Meet Sneha Gupta, who recently submitted her PhD on the impacts of soil salinity on global agriculture and productivity. Sneha shares what she will be doing next and the newly discovered benefits of post PhD-submission, sleeping and yoga.

What was your PhD focused on?

My PhD is focused on soil salinity, an important problem that impacts agriculture globally. A sustainable approach for improving productivity is to adopt beneficial microorganisms to enhance the supply of soil nutrients to plants in stressful environments.

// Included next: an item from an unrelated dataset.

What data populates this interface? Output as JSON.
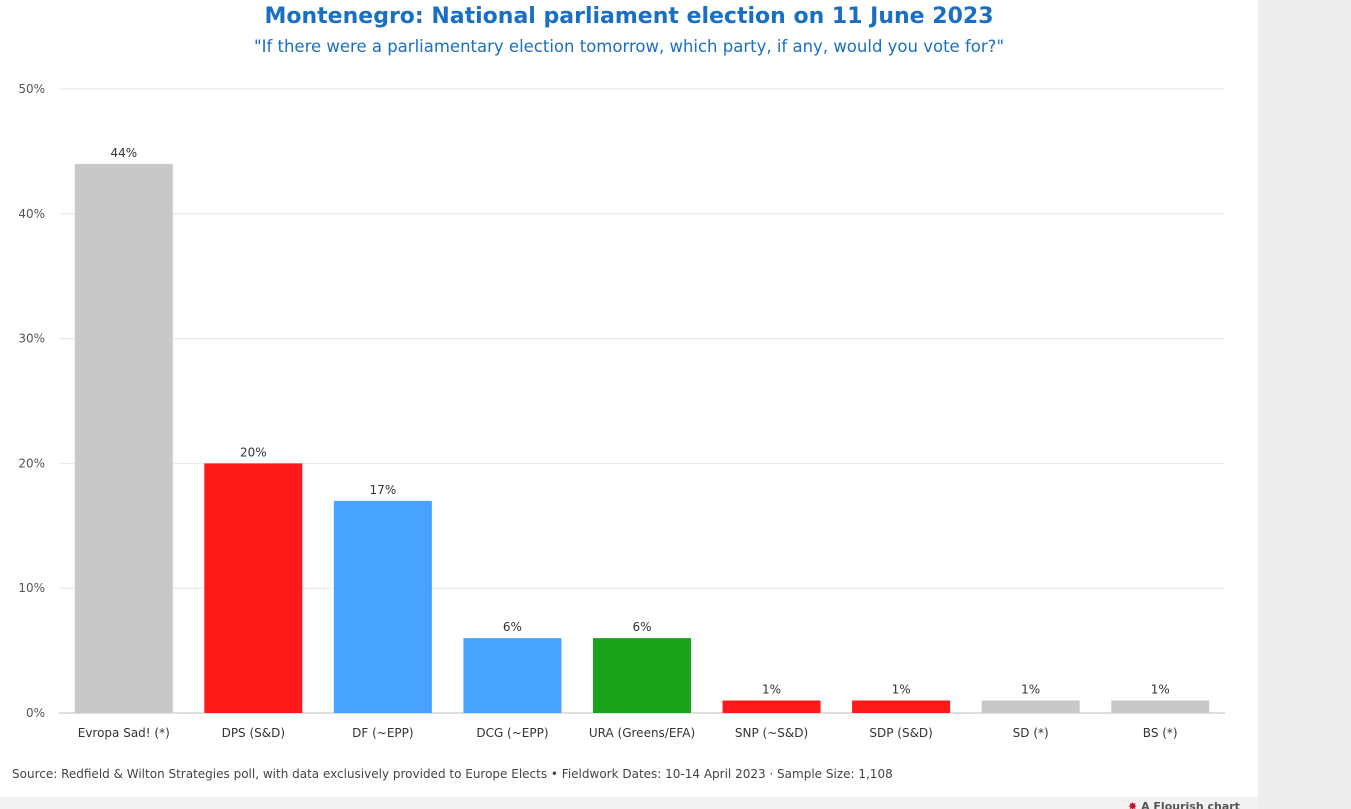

Working with a beneficial endophytic fungus- Trichoderma harzianum T-22 and a cereal crop-barley, I was able to demonstrate that T-22 enhances barley crop growth and nutrient uptake in saline conditions. The fungus symbiotically lives inside the roots and triggers beneficial biochemical and metabolic changes. This is really exciting because it means that that the application of plant-microbe interactions will improve agricultural productivity.

My primary supervisors were Professor Ute Roessner from The School of BioSciences at the University of Melbourne, Associate Professor Penelope Smith from La Trobe University and Dr Siria Natera from Metabolomics Australia.

Sneha with her barley crops

What does your future hold/ what are you aiming to do next?

I submitted one week ago and so am determined to do the following at present: no work, only meditation, yoga and sleep!

Next, as per Stephen Covey's famous saying - “You can’t have fruits without the roots“, I hope to start work as a postdoc working on roots as this arena is vast and I still have so much plant science to dig into. I aim to use my knowledge and experience gained from my PhD and Masters, on studying the use of microbes in enhancing the productivity of agriculture and measure those changes in roots particularly as these organs are the first ones to get exposed to any biotic or abiotic stress.

What has been your highlight so far at the University of Melbourne?

My experience here at the University has been incredible with high-class research and opportunities to collaborate with experts from different parts of the world. I've also travelled internationally and participated in conferences where I have developed really beneficial networks.

What do you like best about Melbourne:

Speaking about Melbourne, it definitely is one of the best cities in the world and is so welcoming. I love exploring the unique and character filled streets, and the diversity of food available seems endless. And how can I forget about the coffee, certainly one of the best around the world. In fact I love Melbourne's food and coffee so much I blog about it on Instagram.

Since I live close to the beach and the Royal Botanic Gardens, my evenings are always occupied either by walking along the shore listening to the sound of the waves or hearing beautiful chirps from the birds in the gardens. I came here as an International student and am proud to call myself a citizen of this wonderful country today.

'Humans of BioSciences' is a special new series to introduce the School of BioSciences' undergrad and postgrad students, our academics, professional staff and associates.